だからエネルギー体なら神……ちゃんと肉体があれば生物といえる。そうなると……
(あの羽持ち達は……)
私はそんな疑問を実は持ってた。だってあの羽持ち達……あの星でエデンを作ってそしてエネルギー体へとなって宇宙へと一足先に旅立ってた奴ら。実はあれから一度会ってるんだよね。でもどうやら彼らは神……には至ってないようだった。神というにはエネルギーが足りてないのだ。

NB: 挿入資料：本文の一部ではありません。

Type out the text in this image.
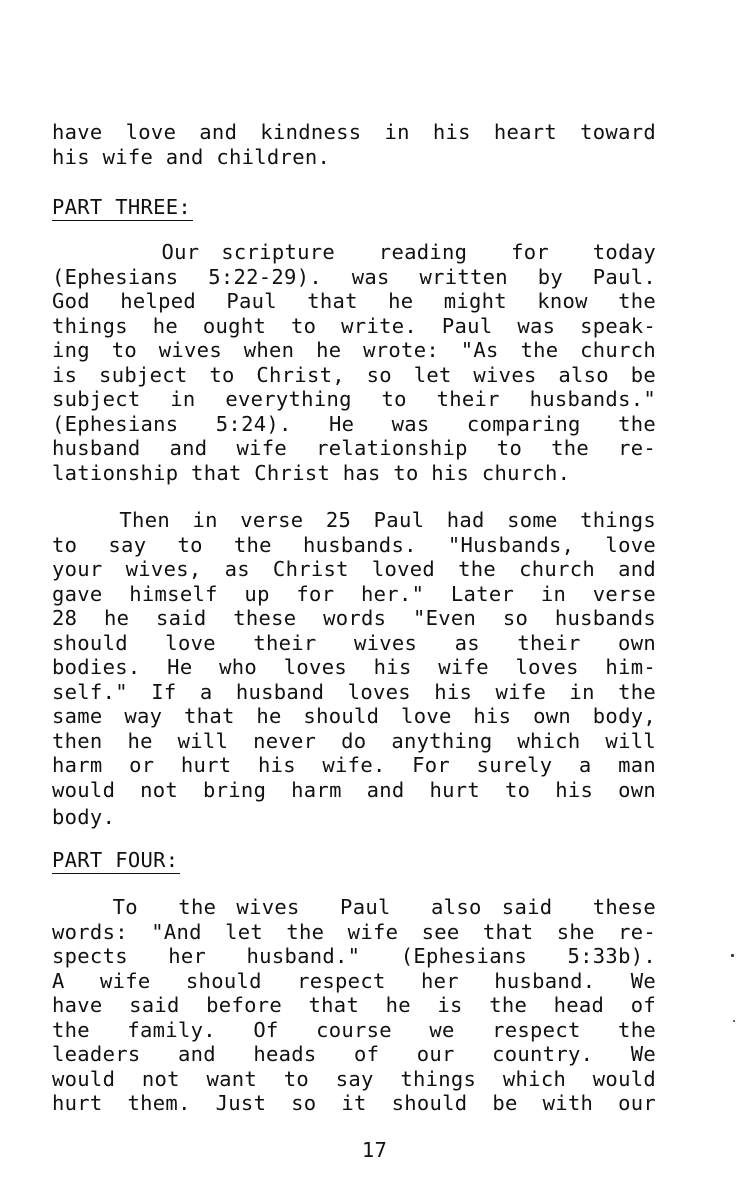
have love and kindness in his heart toward
his wife and children.
PART THREE:
Our scripture  reading  for  today
(Ephesians 5:22-29). was written by Paul.
God helped Paul that he might know the
things he ought to write. Paul was speak-
ing to wives when he wrote: "As the church
is subject to Christ, so let wives also be
subject in everything to their husbands."
(Ephesians 5:24). He was comparing the
husband and wife relationship to the re-
lationship that Christ has to his church.
Then in verse 25 Paul had some things
to say to the husbands. "Husbands, love
your wives, as Christ loved the church and
gave himself up for her." Later in verse
28 he said these words "Even so husbands
should love their wives as their own
bodies. He who loves his wife loves him-
self." If a husband loves his wife in the
same way that he should love his own body,
then he will never do anything which will
harm or hurt his wife. For surely a man
would not bring harm and hurt to his own
body.
PART FOUR:
To  the wives  Paul  also said  these
words: "And let the wife see that she re-
spects her husband." (Ephesians 5:33b).
A wife should respect her husband. We
have said before that he is the head of
the family. Of course we respect the
leaders and heads of our country. We
would not want to say things which would
hurt them. Just so it should be with our
17
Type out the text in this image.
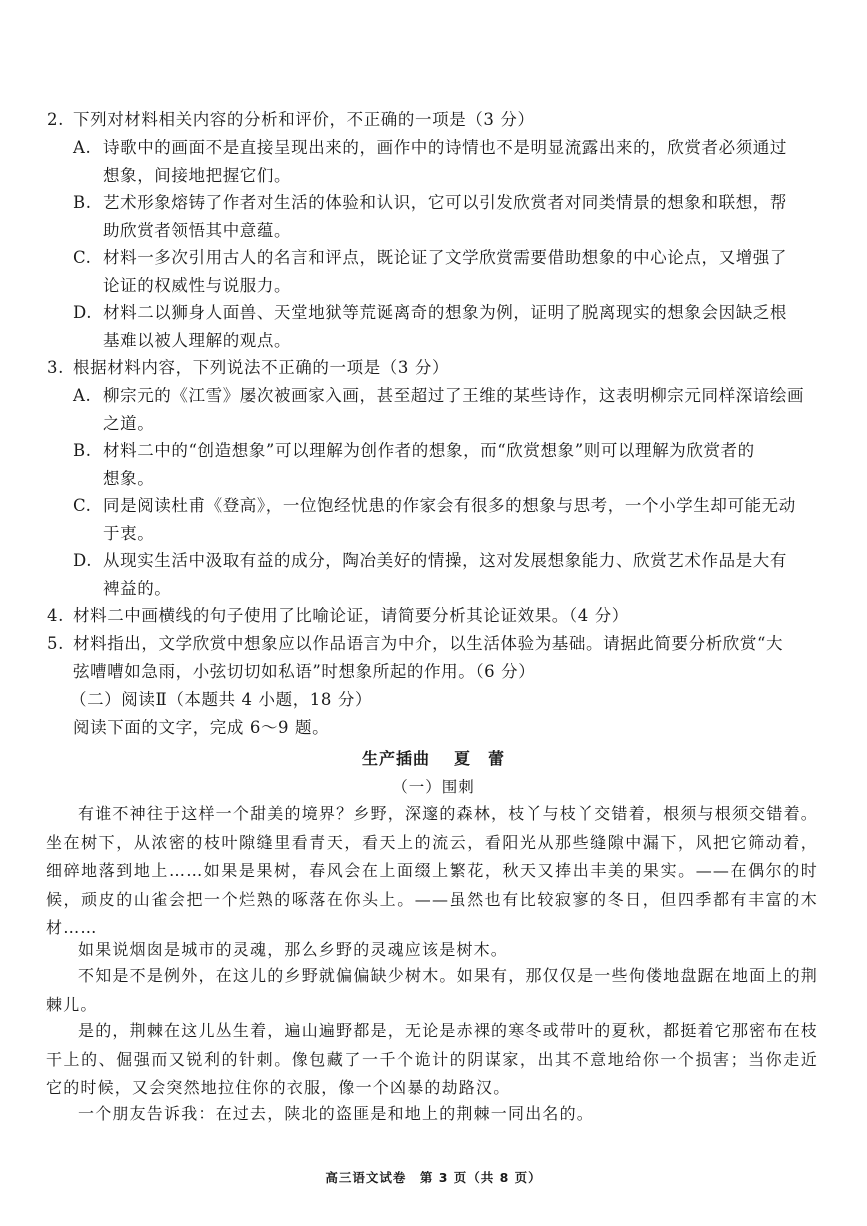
2. 下列对材料相关内容的分析和评价，不正确的一项是（3 分）
A. 诗歌中的画面不是直接呈现出来的，画作中的诗情也不是明显流露出来的，欣赏者必须通过
想象，间接地把握它们。
B. 艺术形象熔铸了作者对生活的体验和认识，它可以引发欣赏者对同类情景的想象和联想，帮
助欣赏者领悟其中意蕴。
C. 材料一多次引用古人的名言和评点，既论证了文学欣赏需要借助想象的中心论点，又增强了
论证的权威性与说服力。
D. 材料二以狮身人面兽、天堂地狱等荒诞离奇的想象为例，证明了脱离现实的想象会因缺乏根
基难以被人理解的观点。
3. 根据材料内容，下列说法不正确的一项是（3 分）
A. 柳宗元的《江雪》屡次被画家入画，甚至超过了王维的某些诗作，这表明柳宗元同样深谙绘画
之道。
B. 材料二中的“创造想象”可以理解为创作者的想象，而“欣赏想象”则可以理解为欣赏者的
想象。
C. 同是阅读杜甫《登高》，一位饱经忧患的作家会有很多的想象与思考，一个小学生却可能无动
于衷。
D. 从现实生活中汲取有益的成分，陶冶美好的情操，这对发展想象能力、欣赏艺术作品是大有
裨益的。
4. 材料二中画横线的句子使用了比喻论证，请简要分析其论证效果。（4 分）
5. 材料指出，文学欣赏中想象应以作品语言为中介，以生活体验为基础。请据此简要分析欣赏“大
弦嘈嘈如急雨，小弦切切如私语”时想象所起的作用。（6 分）
（二）阅读Ⅱ（本题共 4 小题，18 分）
阅读下面的文字，完成 6～9 题。
生产插曲 夏　蕾
（一）围刺
有谁不神往于这样一个甜美的境界？乡野，深邃的森林，枝丫与枝丫交错着，根须与根须交错着。坐在树下，从浓密的枝叶隙缝里看青天，看天上的流云，看阳光从那些缝隙中漏下，风把它筛动着，细碎地落到地上……如果是果树，春风会在上面缀上繁花，秋天又捧出丰美的果实。——在偶尔的时候，顽皮的山雀会把一个烂熟的啄落在你头上。——虽然也有比较寂寥的冬日，但四季都有丰富的木材……
如果说烟囱是城市的灵魂，那么乡野的灵魂应该是树木。
不知是不是例外，在这儿的乡野就偏偏缺少树木。如果有，那仅仅是一些佝偻地盘踞在地面上的荆棘儿。
是的，荆棘在这儿丛生着，遍山遍野都是，无论是赤裸的寒冬或带叶的夏秋，都挺着它那密布在枝干上的、倔强而又锐利的针刺。像包藏了一千个诡计的阴谋家，出其不意地给你一个损害；当你走近它的时候，又会突然地拉住你的衣服，像一个凶暴的劫路汉。
一个朋友告诉我：在过去，陕北的盗匪是和地上的荆棘一同出名的。
高三语文试卷　第 3 页（共 8 页）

だから不安定で……いうなれば彼らは魂だけを切り離す術を確立してた……という感じだった。魂は普通は肉体がないと安定しない。魂だけで漂い続ける……なんてよほどの執念というか怨念……そんな強い意志が必要。けど羽持ちたちはそういうことではなかった。
彼らは技術として、宇宙の仕組みをなんとなくは理解して、それを利用した感じだった。あいつらもやっぱり天才とかの集まりだったんだろう。アーミュラもたまには宇宙にそんな存在が出てくるといってた。きっと聖杯を作ったやつらもそんな天才だね。そこの宇宙の神がやる気がないやつだから、今や私くらいしか知ってないけどさ……実際聖杯をどうするのか……それはなかなかに宇宙全体にとってかなりの重要事項のような気がする。
そういえば羽持ち達の事、アーミュラは把握してた。面白いから宇宙に出た羽持ち達はアーミュラが保護してるみたいだ。そして尖兵として使ってる。魂という不安定な存在で、どこにも現れたり消えたり出来る羽持ち達はとても重宝するんだとかいってた。もしかしたらそのうち「神にしてやってもいい」とか言ってたけど……どうだろうね?
アーミュラはそれこそ親切そうな顔して、かなり狡猾って印象。てか狡猾でなかったら、こんな端っこの宇宙で一大勢力を築いたりしてないだろう。それだけの野心がアーミュラには多分ある。普段はそんな事まったく見せないけどね。私的にはゼーファスとかよりも、アーミュラが危険だと思ってる。
女の勘がそんなことを私に言ってくる。まあ今はアーミュラは私の味方だから、安心ではある。でも……それも何故かはいまいちよくわかんないからね。ただの親切? なんてのは思ってない。あいつはあいつでなにか思惑があるんだと思う。けどアーミュラだって宇宙が消滅するのは良しとはしないだろうし、中央をどうにかするのにはちゃんと協力的なのも本心だとは思う。
まあ私的にはアーミュラが宇宙を統一しようと別にどうでもいいんだけどね。
「終わったの?」
「ああ……この宇宙をお前の物にしたらどうだ?」
「それは……いや、ここはアクトパラスとゼンマイに譲るわ」
私はそういった。けどヴァラヴァレレイドはそれに対して不満らしい。まあまあ、私だって何も考えずにそんなことをいってるわけじゃないよ。